On the multi-touch front, there are many choices, each with particular strengths and weaknesses. Top considerations for Dell are balancing best-in-class customer experience with cost. Windows® 7 enables flexibility in choice of underlying technology. On the Dell™ Latitude™ XT2 and the Dell Studio One 19, (optical infrared) we use capacitive touch, which is more complex and expensive to implement, but has significant usability advantages. Capacitive touch does not require pressure to activate, so the system responds to the lightest of touches.
In contrast, resistive touch technology relies on bending the top surface of the digitizer to touch the next layer down, requiring a soft top layer that is prone to wear. Resistive touch users tend to gravitate toward using a fingernail on the screen, which is the most intuitive finger touch method, but causes wear on the screen. This problem is avoided by the capacitive touch screen, which has no moving parts.
Using Multi-touch 'Gestures'
For the future, the greatest advantage of multi-touch is the ability to recognize multiple simultaneous touches, enabling a true multi-touch experience. Dell pioneered multi-touch with the release of the industry-first convertible tablet PC with multi-touch capabilities with the Latitude XT in July 2008 by taking advantage of that capability to deliver multi-touch gestures to applications that were originally written with no concept of touch screens at all. With Windows 7 release, it will go mainstream.

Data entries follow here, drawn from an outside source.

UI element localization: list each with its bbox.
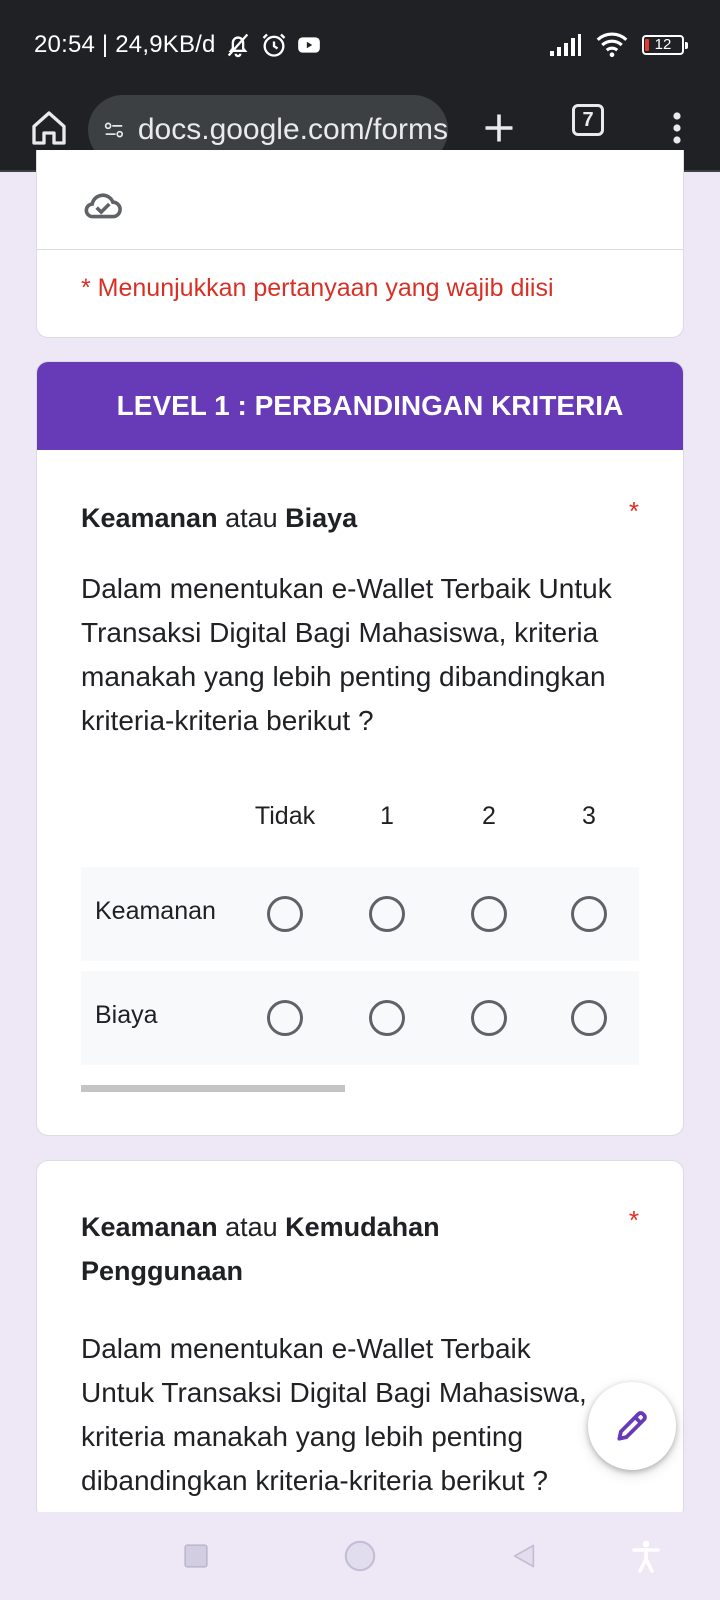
grid-column-label: Tidak — [254, 802, 316, 830]
question-title-sep: atau — [217, 1212, 286, 1242]
battery-icon: 12 — [642, 35, 688, 55]
cloud-saved-icon — [84, 193, 122, 219]
question-title-b: Biaya — [285, 503, 358, 533]
grid-row-keamanan: Keamanan — [81, 867, 639, 961]
plus-icon — [485, 114, 513, 142]
site-settings-icon[interactable] — [104, 116, 124, 144]
url-text: docs.google.com/forms — [137, 113, 448, 146]
more-menu-button[interactable] — [652, 103, 702, 153]
new-tab-button[interactable] — [474, 103, 524, 153]
required-asterisk: * — [628, 496, 639, 526]
radio-option[interactable] — [571, 1000, 607, 1036]
edit-pencil-icon — [617, 1411, 647, 1441]
wifi-icon — [596, 32, 628, 58]
question-title-sep: atau — [217, 503, 286, 533]
home-icon — [32, 111, 66, 145]
status-right: 12 — [548, 28, 688, 62]
grid-row-biaya: Biaya — [81, 971, 639, 1065]
radio-option[interactable] — [267, 1000, 303, 1036]
grid-column-headers: Tidak 1 2 3 — [81, 802, 639, 842]
home-nav-button[interactable] — [338, 1534, 382, 1578]
divider — [37, 249, 683, 250]
tab-switcher-button[interactable]: 7 — [572, 104, 604, 136]
form-header-card: * Menunjukkan pertanyaan yang wajib diis… — [36, 150, 684, 338]
home-button[interactable] — [24, 103, 74, 153]
signal-icon — [550, 34, 581, 56]
grid-column-label: 2 — [482, 802, 496, 830]
status-left: 20:54 | 24,9KB/d — [34, 28, 322, 62]
back-button[interactable] — [502, 1534, 546, 1578]
radio-option[interactable] — [471, 1000, 507, 1036]
accessibility-icon — [632, 1540, 660, 1573]
accessibility-button[interactable] — [624, 1534, 668, 1578]
section-title: LEVEL 1 : PERBANDINGAN KRITERIA — [37, 362, 683, 450]
grid-column-label: 1 — [380, 802, 394, 830]
recents-button[interactable] — [174, 1534, 218, 1578]
status-bar: 20:54 | 24,9KB/d 12 — [0, 0, 720, 86]
grid-row-label: Keamanan — [95, 897, 216, 925]
radio-option[interactable] — [369, 1000, 405, 1036]
radio-option[interactable] — [369, 896, 405, 932]
more-vert-icon — [673, 112, 681, 144]
question-title-a: Keamanan — [81, 503, 218, 533]
battery-level: 12 — [654, 36, 672, 53]
radio-option[interactable] — [471, 896, 507, 932]
grid-horizontal-scrollbar[interactable] — [81, 1085, 345, 1092]
question-title: Keamanan atau Kemudahan Penggunaan — [81, 1205, 521, 1293]
required-asterisk: * — [628, 1205, 639, 1235]
triangle-back-icon — [513, 1544, 535, 1568]
notifications-off-icon — [227, 33, 248, 58]
question-description: Dalam menentukan e-Wallet Terbaik Untuk … — [81, 1333, 587, 1496]
edit-fab-button[interactable] — [588, 1382, 676, 1470]
required-note: * Menunjukkan pertanyaan yang wajib diis… — [81, 274, 554, 302]
question-card: Keamanan atau Kemudahan Penggunaan * Dal… — [36, 1160, 684, 1520]
radio-option[interactable] — [267, 896, 303, 932]
square-icon — [184, 1544, 208, 1568]
system-nav-bar — [0, 1512, 720, 1600]
grid-column-label: 3 — [582, 802, 596, 830]
circle-icon — [344, 1540, 376, 1572]
question-description: Dalam menentukan e-Wallet Terbaik Untuk … — [81, 573, 612, 736]
question-title: Keamanan atau Biaya — [81, 496, 357, 540]
section-card: LEVEL 1 : PERBANDINGAN KRITERIA Keamanan… — [36, 361, 684, 1136]
grid-row-label: Biaya — [95, 1001, 158, 1029]
status-time: 20:54 | 24,9KB/d — [34, 31, 216, 58]
alarm-icon — [262, 33, 285, 57]
youtube-icon — [297, 37, 320, 53]
tab-count: 7 — [582, 109, 594, 131]
radio-option[interactable] — [571, 896, 607, 932]
question-title-a: Keamanan — [81, 1212, 218, 1242]
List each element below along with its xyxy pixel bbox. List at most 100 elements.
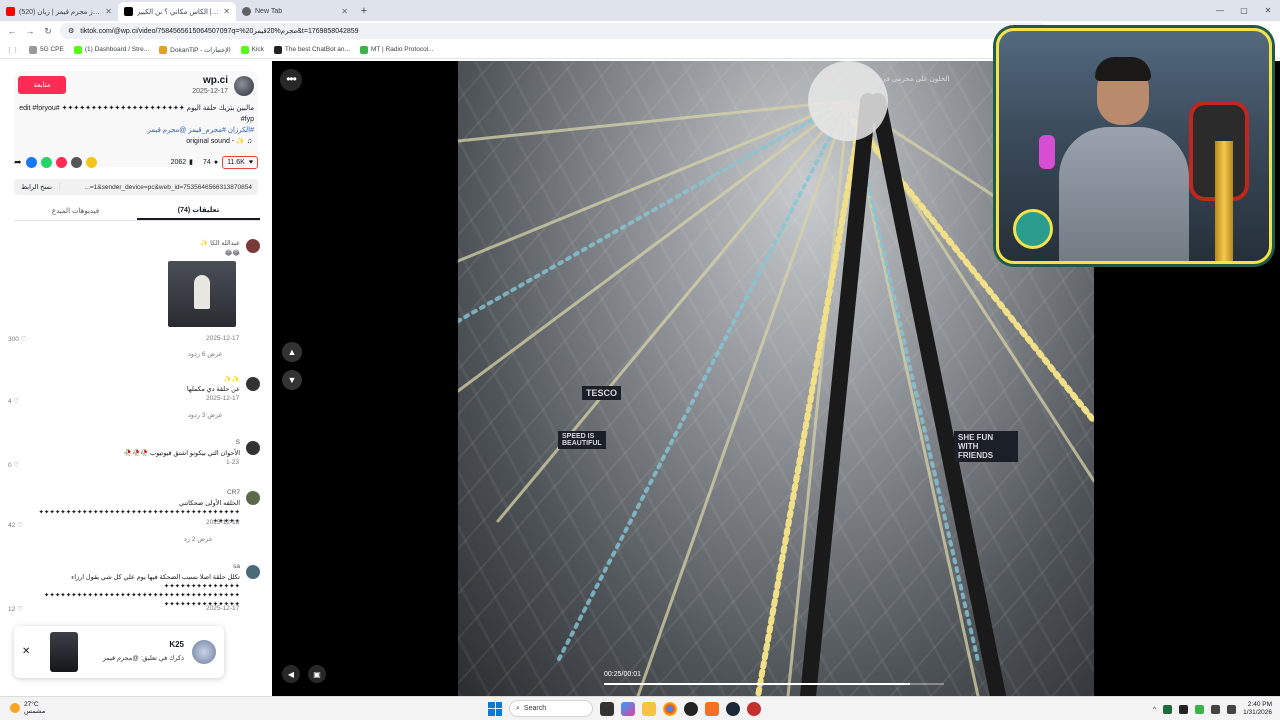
start-icon[interactable] (488, 701, 502, 716)
comment-likes[interactable]: 42 ♡ (8, 521, 23, 529)
facebook-icon[interactable] (25, 156, 37, 168)
whatsapp-icon[interactable] (40, 156, 52, 168)
wifi-icon[interactable] (1211, 704, 1221, 714)
notification-thumbnail (50, 632, 78, 672)
comment-avatar[interactable] (246, 565, 260, 579)
forward-icon[interactable]: → (24, 26, 36, 36)
browser-tab-newtab[interactable]: New Tab ✕ (236, 2, 354, 21)
video-overlay-text: الخلون على مجرمي في سنة (867, 76, 950, 83)
picture-in-picture-button[interactable]: ▣ (308, 665, 326, 683)
notification-avatar (192, 640, 216, 664)
sound-link[interactable]: original sound - ✨ ♫ (186, 137, 252, 145)
author-avatar[interactable] (234, 76, 254, 96)
tray-icon[interactable] (1195, 704, 1205, 714)
taskbar-search[interactable]: ⌕ Search (509, 700, 593, 717)
chrome-icon[interactable] (663, 701, 677, 716)
comment-author[interactable]: sa (233, 563, 240, 570)
bookmark-item[interactable]: DokanTiP - الإختبارات (159, 45, 231, 54)
tiktok-icon (124, 7, 133, 16)
copy-link-button[interactable]: نسخ الرابط (14, 183, 60, 191)
view-replies[interactable]: عرض 6 ردود (188, 350, 223, 358)
video-progress-bar[interactable] (604, 683, 944, 685)
close-window-icon[interactable]: ✕ (1256, 0, 1280, 21)
bookmark-item[interactable]: Kick (240, 45, 264, 54)
share-link-text[interactable]: ...=1&sender_device=pc&web_id=7535646566… (60, 184, 258, 191)
more-options-button[interactable]: ••• (280, 69, 302, 91)
comment-avatar[interactable] (246, 239, 260, 253)
comment-text: تكلل حلقة اصلا بسبب الضحكة فيها يوم علي … (43, 574, 240, 608)
tab-comments[interactable]: تعليقات (74) (137, 201, 260, 220)
bookmark-item[interactable]: (1) Dashboard / Stre... (73, 45, 149, 54)
clock-time: 2:40 PM (1247, 701, 1272, 708)
comment-avatar[interactable] (246, 441, 260, 455)
comment-likes[interactable]: 12 ♡ (8, 605, 23, 613)
share-arrow-icon[interactable]: ➦ (14, 157, 22, 168)
comment-item: عبدالله الكا ✨ 😂😂 300 ♡ 2025-12-17 عرض 6… (8, 237, 260, 358)
author-username[interactable]: wp.ci (203, 75, 228, 86)
weather-widget[interactable]: 27°C مشمس (10, 701, 45, 715)
bookmark-item[interactable]: The best ChatBot an... (273, 45, 350, 54)
comment-author[interactable]: CR7 (227, 489, 240, 496)
file-explorer-icon[interactable] (642, 701, 656, 716)
follow-button[interactable]: متابعة (18, 76, 66, 94)
app-icon[interactable] (705, 701, 719, 716)
comment-author[interactable]: S (236, 439, 240, 446)
more-share-icon[interactable] (85, 156, 97, 168)
caption-tags[interactable]: #الكرزان #مجرم_قيمز @مجرم قيمز (18, 125, 254, 136)
back-icon[interactable]: ← (6, 26, 18, 36)
clock[interactable]: 2:40 PM 1/31/2026 (1243, 701, 1272, 717)
saves-stat[interactable]: 2062 ▮ (171, 158, 193, 167)
new-tab-button[interactable]: + (354, 2, 374, 21)
comment-date: 1-23 (226, 459, 240, 466)
link-share-icon[interactable] (70, 156, 82, 168)
close-tab-icon[interactable]: ✕ (223, 7, 230, 16)
tray-icon[interactable] (1163, 704, 1173, 714)
comment-likes[interactable]: 0 ♡ (8, 461, 19, 469)
comment-likes[interactable]: 300 ♡ (8, 335, 27, 343)
reload-icon[interactable]: ↻ (42, 26, 54, 37)
browser-tab-tiktok[interactable]: الكاس مكاني ؟ بن الكبير | TikTok على مجر… (118, 2, 236, 21)
bookmark-item[interactable]: 5G CPE (29, 45, 64, 54)
comments-stat[interactable]: 74 ● (203, 159, 218, 166)
steam-icon[interactable] (726, 701, 740, 716)
browser-tab-youtube[interactable]: (520) لحظة فوز مجرم قيمز | زيان ✕ (0, 2, 118, 21)
comment-author[interactable]: عبدالله الكا ✨ (200, 239, 240, 247)
close-notification-icon[interactable]: ✕ (22, 646, 30, 657)
site-info-icon[interactable]: ⚙ (68, 27, 74, 35)
copilot-icon[interactable] (621, 701, 635, 716)
tab-creator-videos[interactable]: فيديوهات المبدع (14, 201, 137, 220)
app-icon[interactable] (747, 701, 761, 716)
comment-likes[interactable]: 4 ♡ (8, 397, 19, 405)
comment-avatar[interactable] (246, 377, 260, 391)
volume-button[interactable]: ◀ (282, 665, 300, 683)
streamer (1059, 57, 1189, 261)
tray-chevron-icon[interactable]: ^ (1153, 706, 1156, 713)
likes-stat[interactable]: 11.6K ♥ (222, 155, 258, 169)
comment-text: 😂😂 (224, 250, 240, 257)
tray-icon[interactable] (1179, 704, 1189, 714)
view-replies[interactable]: عرض 2 رد (184, 535, 213, 543)
tab-title: (520) لحظة فوز مجرم قيمز | زيان (19, 8, 101, 16)
sun-icon (10, 703, 20, 713)
address-bar[interactable]: ⚙ tiktok.com/@wp.ci/video/75845656150645… (60, 23, 1048, 39)
next-video-button[interactable]: ▼ (282, 370, 302, 390)
obs-icon[interactable] (684, 701, 698, 716)
bookmark-item[interactable]: MT | Radio Protocol... (359, 45, 434, 54)
comment-image[interactable] (168, 261, 236, 327)
store-sign: TESCO (582, 386, 622, 400)
comment-date: 2025-12-17 (206, 605, 240, 612)
mention-notification[interactable]: ✕ K25 ذكرك في تعليق: @مجرم قيمز (14, 626, 224, 678)
minimize-icon[interactable]: — (1208, 0, 1232, 21)
tiktok-share-icon[interactable] (55, 156, 67, 168)
previous-video-button[interactable]: ▲ (282, 342, 302, 362)
close-tab-icon[interactable]: ✕ (105, 7, 112, 16)
maximize-icon[interactable]: ▢ (1232, 0, 1256, 21)
comment-author[interactable]: ✨✨ (224, 375, 240, 383)
speaker-icon[interactable] (1227, 704, 1237, 714)
view-replies[interactable]: عرض 3 ردود (188, 411, 223, 419)
video-timecode: 00:25/00:01 (604, 671, 641, 678)
task-view-icon[interactable] (600, 701, 614, 716)
close-tab-icon[interactable]: ✕ (341, 7, 348, 16)
comment-avatar[interactable] (246, 491, 260, 505)
apps-icon[interactable]: ⋮⋮ (6, 46, 19, 54)
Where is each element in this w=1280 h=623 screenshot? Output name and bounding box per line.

Touch interface pioneer, Bill Buxton, observed that, “Everything is best for something, and worst for something else.” Touch is extremely good for object manipulations — selection, movement, arrangement and the like. It’s not so good for tasks like writing or data entry. There’s a reason Leonardo da Vinci used a brush and not finger paint! Some of my favorite touch uses include navigating around Google™ Earth with finger movements, flipping through documents and hitting the 'snooze' button in Outlook® reminder dialogs. Casual gaming is also a great place for touch. It's very easy to run up a huge score on games that require fast clicking all around the screen. For novice users, touch is very intuitive, much more so than moving a mouse.
Looking Ahead
Right now, multi-touch is breaking free of one-mouse, one-pointer paradigm, and expanding into more intuitive and natural interactions. It's all about the experience. The next big hurdle is the software needed to take advantage of multi-touch capabilities. Microsoft® is planning some great touch features in Windows 7 and will be integrating APIs so that software providers will have an easier time touch-enhancing their products. Hardware wise, in a few years, we will be able to integrate a multi-touch digitizer onto the liquid crystal display (LCD) itself. That could drive touch into many more products. The future of touch is limited only by our imagination and creativity.